Intangible cultural heritage? Intangible cultural heritage?

Hidalgo cockfighting supporters want it declared cultural heritage

The move is intended to protect it from being prohibited, as lawmakers have done in Veracruz

There’s a move under way in Hidalgo to preserve cockfighting by declaring it intangible cultural heritage.

Lawmaker Enrique Garnica of president-elect López Obrador’s Morena party made a proposal in the state Congress yesterday to protect the blood sport from prohibition, after being lobbied by the state’s cockfighting association.
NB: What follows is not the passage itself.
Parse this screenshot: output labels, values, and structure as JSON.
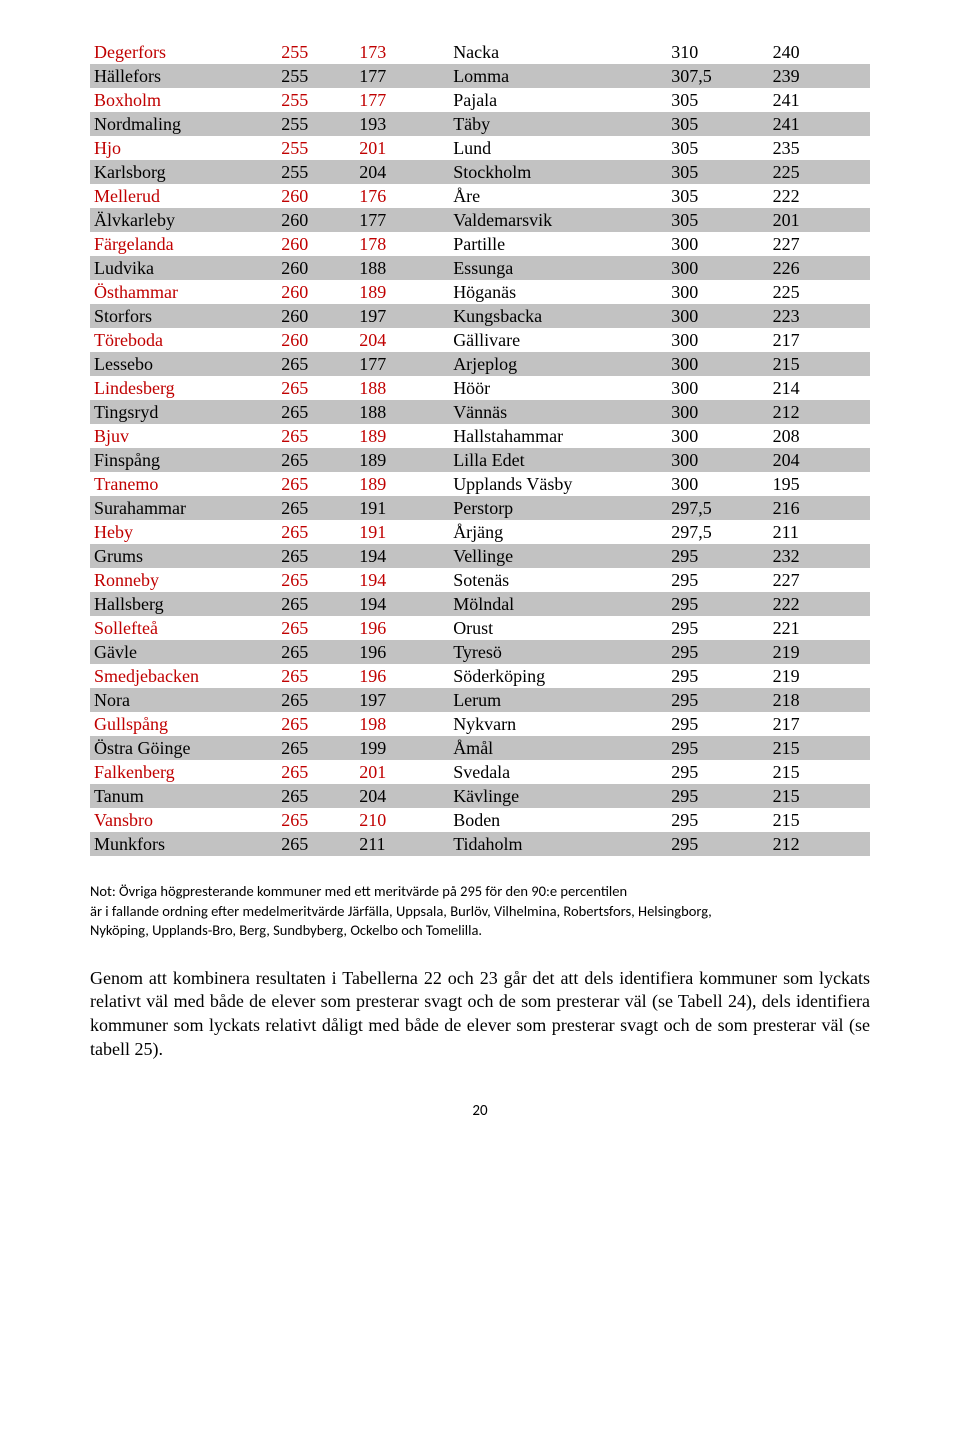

“Animal [rights] associations have every right [to oppose cockfighting] but they must understand that there are things that are a given [in our culture]. This is not an initiative to increase violence in this sport but just to recognize it as intangible heritage,” he said.

The lawmaker also claimed that “a lot of environmentalists go to palenques,” or cockfighting rings, to watch the sport.

“It’s like a vegetarian who eats meat when there are no vegetables,” Garnica said, seemingly insinuating that there are few other entertainment options in the state.

Javier Pelcastre Guerrero, president of the Hidalgo Cockfighting Committee, said that cockfight supporters have been lobbying lawmakers for years to try to have the sport declared cultural heritage but until now none had agreed to take up the cause in Congress.

He said that not only is cockfighting one of the most important traditions in the country, it also makes a significant contribution to the economy and creates jobs.

Across the country, there are more than 1,200 cockfighting clubs and associations, which hold on average 20 events each during a season that runs from November to June.

Thousands of people work in the sector and it contributes more than 36 billion pesos (US $1.8 billion) annually to government coffers in tax, Pelcastre said.

Cockfighting has already been declared intangible cultural heritage in the states of Querétaro, Tlaxcala, Aguascalientes and Zacatecas.

Veracruz, on the other hand, became the first state to prohibit the sport by passing legislation in November 2016. A Supreme Court ruling earlier this month upheld the legality of the ban.

Hidalgo gamecock breeder Mario Vilchis said the cockfighting ban in Veracruz has only sent the sport underground and that the cultural heritage proposal sought to prevent that from happening locally.